Después de unos pocos segundos, un sonido escapó de Shrapnel; medio suspiro, medio risa. A pesar de que sabía lo que significaba su tortura, estaba alegre. Mi boca se adelgazó, mientras tocaba el suelo de nuevo. Aún nada más que fría y desigual piedra. Lo hice una tercera vez, sin embargo, a pesar de que debían estar empapadas en esencia estas rocas, no vi nada.

- Rin. - Sesshomaru sonaba casi cansado.

- No puedes parar esto. - Él no se dio cuenta, pero esas palabras solo alimentaban mi determinación.

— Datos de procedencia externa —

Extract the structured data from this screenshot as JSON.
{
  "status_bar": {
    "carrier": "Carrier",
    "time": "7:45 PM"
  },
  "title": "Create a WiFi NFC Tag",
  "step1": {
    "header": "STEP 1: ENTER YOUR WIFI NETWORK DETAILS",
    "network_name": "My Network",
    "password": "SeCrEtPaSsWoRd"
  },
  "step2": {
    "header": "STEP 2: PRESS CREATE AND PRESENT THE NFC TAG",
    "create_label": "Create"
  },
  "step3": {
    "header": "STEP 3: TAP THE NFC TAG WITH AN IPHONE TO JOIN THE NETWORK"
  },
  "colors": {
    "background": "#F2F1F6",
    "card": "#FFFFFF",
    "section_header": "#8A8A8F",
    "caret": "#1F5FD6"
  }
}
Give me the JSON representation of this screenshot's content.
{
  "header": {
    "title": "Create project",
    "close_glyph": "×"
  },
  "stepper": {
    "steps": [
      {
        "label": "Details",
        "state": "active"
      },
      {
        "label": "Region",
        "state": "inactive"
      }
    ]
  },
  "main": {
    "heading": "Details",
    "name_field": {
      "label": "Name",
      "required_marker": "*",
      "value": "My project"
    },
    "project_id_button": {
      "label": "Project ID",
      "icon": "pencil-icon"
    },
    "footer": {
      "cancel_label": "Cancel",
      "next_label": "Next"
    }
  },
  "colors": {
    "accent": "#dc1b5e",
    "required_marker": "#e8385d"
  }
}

Toda mi vida, se me había dicho, "No puedes." Primero fue "No puedes competir a nivel olímpico," pero gané una oportunidad de ser parte del equipo de gimnasia. Entonces, después por todo el daño en los nervios a causa del accidente, fue "No puedes caminar de nuevo," pero no sólo caminé, me uní al circo como acróbata. Luego fue "No puedes tocar a nadie," pero conocí a Jaken, un yokai que se convirtió en mi compañero de trabajo y mejor amigo. Luego, más tarde, fue "No puedes pedirme que te amé," pero ahora yo era la señora de Sesshomaru Dracul, muchas gracias.

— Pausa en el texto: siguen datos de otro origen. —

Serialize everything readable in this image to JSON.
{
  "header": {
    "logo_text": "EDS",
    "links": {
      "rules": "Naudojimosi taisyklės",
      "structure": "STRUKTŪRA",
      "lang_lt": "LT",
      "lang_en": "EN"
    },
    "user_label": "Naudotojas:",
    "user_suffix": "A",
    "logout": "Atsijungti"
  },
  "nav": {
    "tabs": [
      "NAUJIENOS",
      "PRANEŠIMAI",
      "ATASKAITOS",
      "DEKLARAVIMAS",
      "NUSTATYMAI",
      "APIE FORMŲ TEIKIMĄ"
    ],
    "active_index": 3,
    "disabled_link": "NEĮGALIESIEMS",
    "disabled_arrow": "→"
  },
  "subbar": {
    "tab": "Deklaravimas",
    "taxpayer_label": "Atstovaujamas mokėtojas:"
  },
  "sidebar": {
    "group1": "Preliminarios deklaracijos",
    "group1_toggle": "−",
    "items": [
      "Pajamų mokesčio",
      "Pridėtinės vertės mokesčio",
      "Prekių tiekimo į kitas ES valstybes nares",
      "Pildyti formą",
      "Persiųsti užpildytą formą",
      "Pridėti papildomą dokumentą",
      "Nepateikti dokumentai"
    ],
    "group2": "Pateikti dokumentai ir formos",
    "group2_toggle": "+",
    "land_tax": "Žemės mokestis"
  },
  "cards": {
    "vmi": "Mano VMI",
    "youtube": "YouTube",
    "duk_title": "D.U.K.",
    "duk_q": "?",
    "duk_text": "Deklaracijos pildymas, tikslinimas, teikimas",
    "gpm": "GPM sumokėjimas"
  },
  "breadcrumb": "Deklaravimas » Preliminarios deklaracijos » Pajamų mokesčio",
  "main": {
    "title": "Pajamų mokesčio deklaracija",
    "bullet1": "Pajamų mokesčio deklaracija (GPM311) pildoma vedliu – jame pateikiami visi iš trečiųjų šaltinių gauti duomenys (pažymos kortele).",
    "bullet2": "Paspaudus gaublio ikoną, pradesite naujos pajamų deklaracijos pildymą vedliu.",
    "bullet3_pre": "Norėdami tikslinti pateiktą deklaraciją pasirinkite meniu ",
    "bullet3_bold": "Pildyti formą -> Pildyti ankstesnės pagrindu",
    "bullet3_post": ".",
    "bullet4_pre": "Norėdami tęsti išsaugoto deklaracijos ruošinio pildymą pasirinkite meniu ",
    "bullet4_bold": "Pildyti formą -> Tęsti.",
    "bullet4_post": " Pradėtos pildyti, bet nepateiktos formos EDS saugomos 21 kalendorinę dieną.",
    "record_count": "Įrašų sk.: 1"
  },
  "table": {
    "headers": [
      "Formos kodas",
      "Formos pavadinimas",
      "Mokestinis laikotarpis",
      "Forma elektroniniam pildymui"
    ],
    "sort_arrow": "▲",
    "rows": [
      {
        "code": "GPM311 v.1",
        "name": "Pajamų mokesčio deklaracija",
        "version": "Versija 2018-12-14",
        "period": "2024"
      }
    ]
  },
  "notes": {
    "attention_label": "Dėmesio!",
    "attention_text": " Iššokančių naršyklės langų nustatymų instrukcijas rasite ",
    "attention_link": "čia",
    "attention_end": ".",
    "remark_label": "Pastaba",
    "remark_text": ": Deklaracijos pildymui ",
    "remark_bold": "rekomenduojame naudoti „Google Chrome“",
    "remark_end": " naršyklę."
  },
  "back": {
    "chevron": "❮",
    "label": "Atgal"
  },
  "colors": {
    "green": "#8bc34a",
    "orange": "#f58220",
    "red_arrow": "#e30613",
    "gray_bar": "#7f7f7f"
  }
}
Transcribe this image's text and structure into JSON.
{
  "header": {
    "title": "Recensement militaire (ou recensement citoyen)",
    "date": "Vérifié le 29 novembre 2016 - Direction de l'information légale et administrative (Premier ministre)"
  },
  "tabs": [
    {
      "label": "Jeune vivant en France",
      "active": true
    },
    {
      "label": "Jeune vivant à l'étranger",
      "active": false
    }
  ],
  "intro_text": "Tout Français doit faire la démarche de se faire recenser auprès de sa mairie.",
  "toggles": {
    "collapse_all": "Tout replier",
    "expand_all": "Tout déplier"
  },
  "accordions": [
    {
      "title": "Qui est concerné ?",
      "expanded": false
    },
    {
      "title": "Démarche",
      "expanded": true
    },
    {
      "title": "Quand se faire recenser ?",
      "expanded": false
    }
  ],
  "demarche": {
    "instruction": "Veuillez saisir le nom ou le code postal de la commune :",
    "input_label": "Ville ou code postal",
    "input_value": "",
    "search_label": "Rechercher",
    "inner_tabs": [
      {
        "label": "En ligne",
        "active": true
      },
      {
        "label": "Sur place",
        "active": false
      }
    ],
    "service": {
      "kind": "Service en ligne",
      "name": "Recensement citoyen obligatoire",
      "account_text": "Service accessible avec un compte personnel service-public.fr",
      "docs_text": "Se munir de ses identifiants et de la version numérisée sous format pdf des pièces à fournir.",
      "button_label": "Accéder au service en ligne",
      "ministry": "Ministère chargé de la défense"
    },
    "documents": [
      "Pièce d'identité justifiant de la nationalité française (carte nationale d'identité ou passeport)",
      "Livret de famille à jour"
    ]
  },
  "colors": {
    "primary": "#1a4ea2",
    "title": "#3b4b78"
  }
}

Miré al suelo de piedra gris. De ninguna manera un pedazo de roca me vencería después de todo por lo que había pasado. No lo toqué de nuevo, rastrillé mi mano sobre este tan duro que me corté con los pequeños bordes de la piedra. Entonces me concentré hasta que no escuché las continuas advertencias de Sesshomaru de detenerme o la risa burlona de Shrapnel. Ahí está. No más fuerte que un susurro, mucho más fugaz que un vistazo, pero algo estaba allí, ¡maldita sea! Me concentré hasta que todo mi ser estaba enfocado en la piedra debajo de mi mano, y entonces lo vi. Imágenes gloriosamente horribles de un yokai calcinado golpeando el piso, con un ruido sordo, donde yo tocaba, su boca abierta en un último grito silencioso. Me levanté, notando sólo ahora que Sesshomaru se arrodilló a mi lado, dándome una mirada de exasperación mientras alejaba mi mano.

- Rin, suficiente... - Lo que sea que vio en mi rostro lo hizo dejar de hablar. Muy despacio, me dejó ir. Luego se levantó mientras la mezcla más extraña de orgullo e irritación salpicaba mis emociones.

- La buena noticia es, que te salvas de la tortura. La mala noticia es, que voy tras tu novia, y ahora su hechizo no importa porque ya estoy muerta. - le dije a Shrapnel.